With a new perspective on life, I started going to art galleries or anywhere I thought it would be fun and spiritually inclined. I changed my diet to eating non-animals or dairy products. I began to grow my hair out and hung out with people with positive energy about themselves. I went to an art gallery and met Kenneth Caldwell and Ta-coumba Aiken. Two of the Twin Cities finest painters.

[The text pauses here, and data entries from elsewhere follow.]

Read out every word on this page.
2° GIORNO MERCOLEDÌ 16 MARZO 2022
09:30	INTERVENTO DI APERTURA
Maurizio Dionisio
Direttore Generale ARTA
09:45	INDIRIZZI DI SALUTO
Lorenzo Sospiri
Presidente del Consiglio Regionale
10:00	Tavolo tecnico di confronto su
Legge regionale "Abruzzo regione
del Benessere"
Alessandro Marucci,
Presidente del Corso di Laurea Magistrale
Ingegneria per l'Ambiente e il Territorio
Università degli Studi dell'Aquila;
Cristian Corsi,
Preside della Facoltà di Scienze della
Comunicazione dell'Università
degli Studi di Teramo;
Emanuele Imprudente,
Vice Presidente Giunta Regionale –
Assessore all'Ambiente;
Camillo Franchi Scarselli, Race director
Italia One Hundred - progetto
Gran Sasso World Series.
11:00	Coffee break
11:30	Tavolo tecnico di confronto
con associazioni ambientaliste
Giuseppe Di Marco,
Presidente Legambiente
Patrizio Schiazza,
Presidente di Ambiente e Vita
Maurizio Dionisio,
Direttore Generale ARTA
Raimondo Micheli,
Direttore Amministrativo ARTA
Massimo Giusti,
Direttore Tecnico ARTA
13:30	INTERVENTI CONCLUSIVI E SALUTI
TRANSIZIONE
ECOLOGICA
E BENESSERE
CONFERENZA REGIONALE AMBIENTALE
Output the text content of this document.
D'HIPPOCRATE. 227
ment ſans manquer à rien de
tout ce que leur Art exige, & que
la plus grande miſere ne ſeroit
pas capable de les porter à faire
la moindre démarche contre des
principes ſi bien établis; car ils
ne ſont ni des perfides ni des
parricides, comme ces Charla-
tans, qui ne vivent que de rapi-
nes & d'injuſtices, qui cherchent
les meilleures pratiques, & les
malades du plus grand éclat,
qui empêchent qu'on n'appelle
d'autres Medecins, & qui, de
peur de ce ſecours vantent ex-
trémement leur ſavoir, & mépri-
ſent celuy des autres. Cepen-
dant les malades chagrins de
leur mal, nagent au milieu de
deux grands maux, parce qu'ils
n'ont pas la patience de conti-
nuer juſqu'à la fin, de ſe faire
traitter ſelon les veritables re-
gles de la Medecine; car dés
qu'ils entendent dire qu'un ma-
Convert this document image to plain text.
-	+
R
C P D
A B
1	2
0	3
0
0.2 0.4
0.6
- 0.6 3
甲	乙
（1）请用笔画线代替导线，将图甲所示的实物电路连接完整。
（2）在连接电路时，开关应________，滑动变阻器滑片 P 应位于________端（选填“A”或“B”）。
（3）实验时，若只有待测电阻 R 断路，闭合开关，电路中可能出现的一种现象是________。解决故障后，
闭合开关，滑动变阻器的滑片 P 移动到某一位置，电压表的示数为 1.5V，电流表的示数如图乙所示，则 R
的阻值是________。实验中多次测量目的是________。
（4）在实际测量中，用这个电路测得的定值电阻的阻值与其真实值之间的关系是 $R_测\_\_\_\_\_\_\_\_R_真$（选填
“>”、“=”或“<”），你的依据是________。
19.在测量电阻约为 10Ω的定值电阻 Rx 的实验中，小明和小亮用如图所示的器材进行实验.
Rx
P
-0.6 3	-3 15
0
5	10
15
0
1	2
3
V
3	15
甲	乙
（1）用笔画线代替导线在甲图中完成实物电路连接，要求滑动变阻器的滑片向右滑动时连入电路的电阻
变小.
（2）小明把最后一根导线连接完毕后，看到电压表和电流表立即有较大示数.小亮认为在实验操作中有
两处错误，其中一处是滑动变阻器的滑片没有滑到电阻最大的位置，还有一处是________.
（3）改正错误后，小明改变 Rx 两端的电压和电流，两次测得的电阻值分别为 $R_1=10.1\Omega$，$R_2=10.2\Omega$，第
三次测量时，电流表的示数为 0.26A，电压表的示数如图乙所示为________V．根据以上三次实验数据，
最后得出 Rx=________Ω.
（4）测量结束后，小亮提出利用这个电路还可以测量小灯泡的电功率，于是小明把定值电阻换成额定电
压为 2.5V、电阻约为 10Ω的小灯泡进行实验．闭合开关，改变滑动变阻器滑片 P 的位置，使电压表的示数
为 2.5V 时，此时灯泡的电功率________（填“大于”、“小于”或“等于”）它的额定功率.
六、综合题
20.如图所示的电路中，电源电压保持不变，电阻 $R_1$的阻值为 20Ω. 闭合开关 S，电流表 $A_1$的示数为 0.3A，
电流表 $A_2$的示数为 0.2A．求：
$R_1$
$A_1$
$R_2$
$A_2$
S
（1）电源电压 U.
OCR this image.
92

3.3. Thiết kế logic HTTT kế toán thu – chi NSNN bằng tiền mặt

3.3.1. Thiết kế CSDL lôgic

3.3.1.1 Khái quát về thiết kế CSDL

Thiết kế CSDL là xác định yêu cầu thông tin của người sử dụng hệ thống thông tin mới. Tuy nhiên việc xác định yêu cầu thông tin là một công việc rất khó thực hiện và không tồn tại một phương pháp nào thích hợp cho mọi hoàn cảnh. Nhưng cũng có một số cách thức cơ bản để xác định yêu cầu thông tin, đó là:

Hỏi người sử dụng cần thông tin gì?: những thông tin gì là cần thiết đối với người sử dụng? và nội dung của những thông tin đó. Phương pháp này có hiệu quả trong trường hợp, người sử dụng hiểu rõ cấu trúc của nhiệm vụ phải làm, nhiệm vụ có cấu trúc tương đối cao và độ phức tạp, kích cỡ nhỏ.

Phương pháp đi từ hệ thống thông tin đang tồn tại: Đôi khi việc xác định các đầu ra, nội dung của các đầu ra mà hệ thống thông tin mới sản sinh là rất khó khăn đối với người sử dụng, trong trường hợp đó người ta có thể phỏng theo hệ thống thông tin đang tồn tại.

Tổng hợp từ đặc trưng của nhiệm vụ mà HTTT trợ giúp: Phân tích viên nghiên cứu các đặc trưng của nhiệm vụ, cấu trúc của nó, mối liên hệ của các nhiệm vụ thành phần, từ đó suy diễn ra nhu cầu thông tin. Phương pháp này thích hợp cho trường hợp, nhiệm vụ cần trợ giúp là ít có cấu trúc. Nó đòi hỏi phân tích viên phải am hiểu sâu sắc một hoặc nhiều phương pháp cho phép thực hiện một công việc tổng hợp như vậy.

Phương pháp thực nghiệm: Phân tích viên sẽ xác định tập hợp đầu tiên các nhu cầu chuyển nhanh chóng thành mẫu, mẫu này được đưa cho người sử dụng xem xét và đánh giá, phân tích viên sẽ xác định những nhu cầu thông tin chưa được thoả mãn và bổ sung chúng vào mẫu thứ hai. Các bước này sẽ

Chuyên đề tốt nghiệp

Ta-coumba spoke with wonder and life. I felt his energy, and I felt something unique inside of me. When he told me, I knew it was something there and that I should share this moment with the community. That day, I decided I needed to produce a film based on how artists used art to promote well-being and inspire individuals to be creative. This film was a direct reflection of my life. Even though I was under stress, trauma, and even my past, I didn’t let that define my present. I knew I was destined for more. I ended up producing three more films and countless other videos for organizations. I found life’s purpose because I’m a creator and curator of space and storytelling. I began to see myself as who I was and what was inside of me. I began to heal and practice positive self-reflection. I developed a good reputation in the community. When I changed my mind, my life truly changed. From having children to battling depression, purchasing a home, and starting a photography and videography business, one more thing was going to transform my life. In 2013, my grandmother developed Alzheimer’s disease. I was devasted.


My grandmother had a love for cooking. She loved large gatherings, like in the movie, “Soul Food.” During that period, our family gatherings were large. I give credit to my grandmother for teaching me many life skills. I learned how to cook from my grandmother. I knew storytelling was essential as she told me stories of her childhood and life. I want to change the way people see and understand their health. When I was young, I didn’t have the information I have now. My grandmother is one story of a person impacted by ill health. I love being an artist, organizer, and community leader in health and wellness. I left behind my beautiful mother, father, and sick grandmother to find work. And what I found was my divine life’s purpose: to serve my people. Everything I’ve been through has put me on this path to create and curate spaces for healing and health. In 2020, my excellent partner and I walked around a lake.

We saw McDonald’s trash, chips, liquor bottles, and candy wrappers everywhere. The more I thought about it, the more I envisioned healthy eating. I decided to organize a health and wellness festival called V-Fest. I started my organization, Living Naturally Abundant. Living Naturally Abundant is a community health and wellness-focused organization. The mission is to empower people through educational activities to promote healthy lifestyles. We encourage improving the culture and community through festivals, conferences, pop-ups, and more.